Good unit tests are independent and isolated

They test one thing at a time, ideally with one assertion. They don’t cause side effects. They certainly don’t rely on side effects. You can run them in any order and they still pass. They don’t depend on anything except the unit of code under test. They don’t access global state, the file system or a database.

Good unit tests are descriptive

When a test fails you should be able to look at its name and immediately know what part of the code is broken. There are countless conventions you can use to name your tests. Here are a few I’ve seen around

  • MethodName_StateUnderTest_ExpectedBehavior
  • MethodName_ExpectedBehavior_StateUnderTest
  • Should_ExpectedBehavior_When_StateUnderTest
  • When_StateUnderTest_Expect_ExpectedBehavior

As long as the name can tell you what it’s testing, the rest is just a matter of taste. So pick one and stick to it.

Good unit tests are repeatable

Good unit tests pass every time you run them, whenever you run them, wherever you run them. Sometimes I find teams living with tests that fail occasionally on a continuous integration server. Or teams living with tests that only pass in one timezone so every developer around the world has to set their PC to that arbitrary timezone. These unreliable tests are poisonous. They waste time, confuse new developers and reduce your confidence in your test suite.

Good unit tests are fast

The longer it takes to run a test, the less likely it is to be run. To save time, developers will try to sneak more and more features into the code between running the tests. Developers will also just avoid writing tests if they take too long to run. In general, any unit test that takes longer than half a second to run needs to be looked at. Unit tests should run fast because they’re isolated. If you find a slow test, it’s normally because the test is doing something it shouldn’t like accessing the file system, a database or a network.

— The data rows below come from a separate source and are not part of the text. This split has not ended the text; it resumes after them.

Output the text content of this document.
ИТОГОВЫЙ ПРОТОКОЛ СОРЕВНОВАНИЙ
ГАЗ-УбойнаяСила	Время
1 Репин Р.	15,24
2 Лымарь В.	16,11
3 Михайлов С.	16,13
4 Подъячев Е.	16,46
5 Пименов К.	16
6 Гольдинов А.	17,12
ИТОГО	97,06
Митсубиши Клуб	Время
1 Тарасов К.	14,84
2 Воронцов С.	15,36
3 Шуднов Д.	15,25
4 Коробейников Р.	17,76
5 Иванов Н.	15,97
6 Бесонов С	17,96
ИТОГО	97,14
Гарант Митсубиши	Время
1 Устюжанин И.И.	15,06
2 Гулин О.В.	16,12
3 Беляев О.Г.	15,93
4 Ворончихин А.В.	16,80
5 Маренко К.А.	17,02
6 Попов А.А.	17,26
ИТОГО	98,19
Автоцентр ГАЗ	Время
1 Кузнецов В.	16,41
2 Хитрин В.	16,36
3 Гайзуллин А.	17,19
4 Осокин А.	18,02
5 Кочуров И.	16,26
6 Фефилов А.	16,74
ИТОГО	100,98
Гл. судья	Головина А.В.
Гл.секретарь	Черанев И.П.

Good unit tests test units

This sounds pretty obvious, but it’s surprisingly easy to get wrong.

Sometimes it’s hard to isolate a single class or module to be tested. But don’t be tempted to test 2 units in one test. You’ll permanently couple them together and you’ll never get the same level of test coverage.

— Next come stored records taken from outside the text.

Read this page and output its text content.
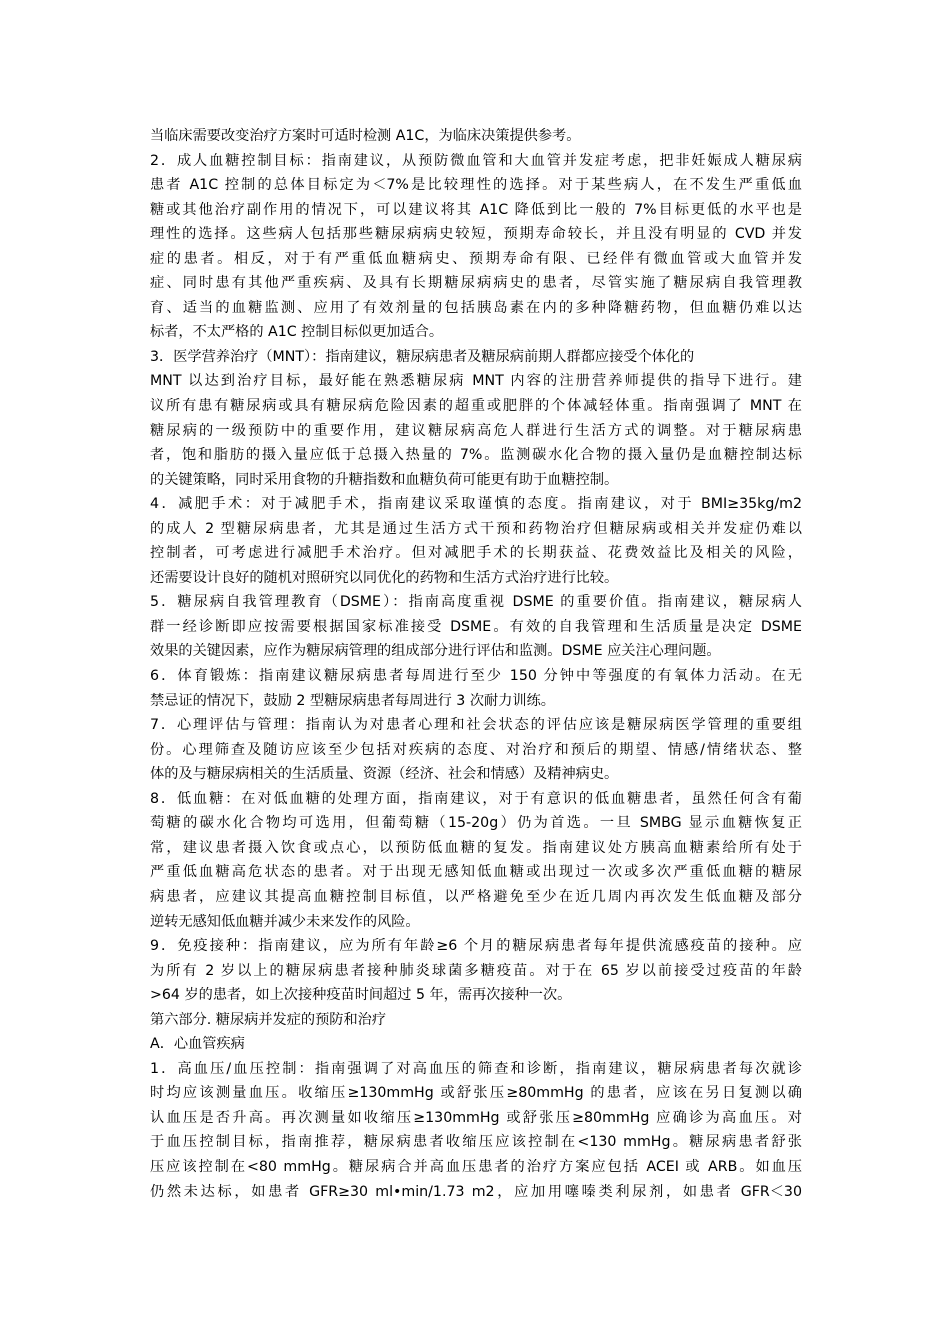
当临床需要改变治疗方案时可适时检测 A1C，为临床决策提供参考。
2．成人血糖控制目标：指南建议，从预防微血管和大血管并发症考虑，把非妊娠成人糖尿病
患者 A1C 控制的总体目标定为＜7%是比较理性的选择。对于某些病人，在不发生严重低血
糖或其他治疗副作用的情况下，可以建议将其 A1C 降低到比一般的 7%目标更低的水平也是
理性的选择。这些病人包括那些糖尿病病史较短，预期寿命较长，并且没有明显的 CVD 并发
症的患者。相反，对于有严重低血糖病史、预期寿命有限、已经伴有微血管或大血管并发
症、同时患有其他严重疾病、及具有长期糖尿病病史的患者，尽管实施了糖尿病自我管理教
育、适当的血糖监测、应用了有效剂量的包括胰岛素在内的多种降糖药物，但血糖仍难以达
标者，不太严格的 A1C 控制目标似更加适合。
3．医学营养治疗（MNT）：指南建议，糖尿病患者及糖尿病前期人群都应接受个体化的
MNT 以达到治疗目标，最好能在熟悉糖尿病 MNT 内容的注册营养师提供的指导下进行。建
议所有患有糖尿病或具有糖尿病危险因素的超重或肥胖的个体减轻体重。指南强调了 MNT 在
糖尿病的一级预防中的重要作用，建议糖尿病高危人群进行生活方式的调整。对于糖尿病患
者，饱和脂肪的摄入量应低于总摄入热量的 7%。监测碳水化合物的摄入量仍是血糖控制达标
的关键策略，同时采用食物的升糖指数和血糖负荷可能更有助于血糖控制。
4．减肥手术：对于减肥手术，指南建议采取谨慎的态度。指南建议，对于 BMI≥35kg/m2
的成人 2 型糖尿病患者，尤其是通过生活方式干预和药物治疗但糖尿病或相关并发症仍难以
控制者，可考虑进行减肥手术治疗。但对减肥手术的长期获益、花费效益比及相关的风险，
还需要设计良好的随机对照研究以同优化的药物和生活方式治疗进行比较。
5．糖尿病自我管理教育（DSME）：指南高度重视 DSME 的重要价值。指南建议，糖尿病人
群一经诊断即应按需要根据国家标准接受 DSME。有效的自我管理和生活质量是决定 DSME
效果的关键因素，应作为糖尿病管理的组成部分进行评估和监测。DSME 应关注心理问题。
6．体育锻炼：指南建议糖尿病患者每周进行至少 150 分钟中等强度的有氧体力活动。在无
禁忌证的情况下，鼓励 2 型糖尿病患者每周进行 3 次耐力训练。
7．心理评估与管理：指南认为对患者心理和社会状态的评估应该是糖尿病医学管理的重要组
份。心理筛查及随访应该至少包括对疾病的态度、对治疗和预后的期望、情感/情绪状态、整
体的及与糖尿病相关的生活质量、资源（经济、社会和情感）及精神病史。
8．低血糖：在对低血糖的处理方面，指南建议，对于有意识的低血糖患者，虽然任何含有葡
萄糖的碳水化合物均可选用，但葡萄糖（15-20g）仍为首选。一旦 SMBG 显示血糖恢复正
常，建议患者摄入饮食或点心，以预防低血糖的复发。指南建议处方胰高血糖素给所有处于
严重低血糖高危状态的患者。对于出现无感知低血糖或出现过一次或多次严重低血糖的糖尿
病患者，应建议其提高血糖控制目标值，以严格避免至少在近几周内再次发生低血糖及部分
逆转无感知低血糖并减少未来发作的风险。
9．免疫接种：指南建议，应为所有年龄≥6 个月的糖尿病患者每年提供流感疫苗的接种。应
为所有 2 岁以上的糖尿病患者接种肺炎球菌多糖疫苗。对于在 65 岁以前接受过疫苗的年龄
>64 岁的患者，如上次接种疫苗时间超过 5 年，需再次接种一次。
第六部分. 糖尿病并发症的预防和治疗
A．心血管疾病
1．高血压/血压控制：指南强调了对高血压的筛查和诊断，指南建议，糖尿病患者每次就诊
时均应该测量血压。收缩压≥130mmHg 或舒张压≥80mmHg 的患者，应该在另日复测以确
认血压是否升高。再次测量如收缩压≥130mmHg 或舒张压≥80mmHg 应确诊为高血压。对
于血压控制目标，指南推荐，糖尿病患者收缩压应该控制在<130 mmHg。糖尿病患者舒张
压应该控制在<80 mmHg。糖尿病合并高血压患者的治疗方案应包括 ACEI 或 ARB。如血压
仍然未达标，如患者 GFR≥30 ml•min/1.73 m2，应加用噻嗪类利尿剂，如患者 GFR＜30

It’s also possible to test at too low a level. Some languages like JavaScript don’t have access modifiers to protect the internal implementation of a unit. So you’ll find a JavaScript unit test testing a helper function. The problem with testing the internals of a unit is that it makes your tests brittle. You won’t be able to refactor the private implementation of a public function without re-writing your tests.

Good unit tests are not ignored

When tests break, you need to fix them. Don’t ignore, mute or comment them out. Tests that don’t run aren’t tests, they’re just dead code.

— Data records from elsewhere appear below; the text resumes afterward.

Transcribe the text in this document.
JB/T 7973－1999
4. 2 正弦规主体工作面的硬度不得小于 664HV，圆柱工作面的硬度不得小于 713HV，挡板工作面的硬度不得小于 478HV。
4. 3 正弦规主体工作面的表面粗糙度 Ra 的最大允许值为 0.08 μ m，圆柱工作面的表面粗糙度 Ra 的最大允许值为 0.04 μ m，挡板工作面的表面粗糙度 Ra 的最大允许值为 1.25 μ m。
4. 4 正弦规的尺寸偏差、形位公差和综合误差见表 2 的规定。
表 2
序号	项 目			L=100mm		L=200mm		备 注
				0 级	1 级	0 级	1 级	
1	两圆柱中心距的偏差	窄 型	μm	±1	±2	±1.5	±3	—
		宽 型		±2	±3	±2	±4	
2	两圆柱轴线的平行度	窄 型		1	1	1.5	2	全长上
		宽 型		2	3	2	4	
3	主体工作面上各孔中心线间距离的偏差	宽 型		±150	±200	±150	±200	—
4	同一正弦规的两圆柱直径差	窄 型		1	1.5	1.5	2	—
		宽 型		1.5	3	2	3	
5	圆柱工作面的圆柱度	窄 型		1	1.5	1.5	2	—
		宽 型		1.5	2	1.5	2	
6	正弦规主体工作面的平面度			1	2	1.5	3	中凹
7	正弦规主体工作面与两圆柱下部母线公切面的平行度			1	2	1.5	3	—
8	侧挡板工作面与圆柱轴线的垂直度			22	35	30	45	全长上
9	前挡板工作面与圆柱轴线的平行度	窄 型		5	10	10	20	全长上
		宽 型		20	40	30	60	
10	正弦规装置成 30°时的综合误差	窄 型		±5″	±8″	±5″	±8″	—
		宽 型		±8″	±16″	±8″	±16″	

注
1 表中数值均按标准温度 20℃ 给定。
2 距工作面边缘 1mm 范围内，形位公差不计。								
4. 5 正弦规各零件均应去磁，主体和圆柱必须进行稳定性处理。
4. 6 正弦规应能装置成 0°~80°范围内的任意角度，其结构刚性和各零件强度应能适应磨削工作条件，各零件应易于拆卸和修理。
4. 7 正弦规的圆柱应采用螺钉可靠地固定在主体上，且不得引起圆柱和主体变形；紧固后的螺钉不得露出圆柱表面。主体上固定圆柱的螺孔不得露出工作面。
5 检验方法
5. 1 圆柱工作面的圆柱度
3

Good unit tests are well structured

I like to write unit tests with the Arrange, Act, Assert pattern. With this pattern every unit test is written in 3 parts:

Arrange: Setup the prerequisites for your test. Create objects, prepare inputs and configure mocked interfaces.

Act: Perform the actual work of the test, typically by calling a function.

Assert: Verify that the unit under test did what you expected. Did it return the right thing, or throw the correct exception? Ideally this should only require writing a single assert.

Conclusion

Unit tests are the foundation of a good test strategy so it’s important to get them right. Good unit tests give you confidence to build a clean and reliable code base. Bad unit tests are just a waste of time.

And remember if you haven’t tested it, it probably doesn’t work.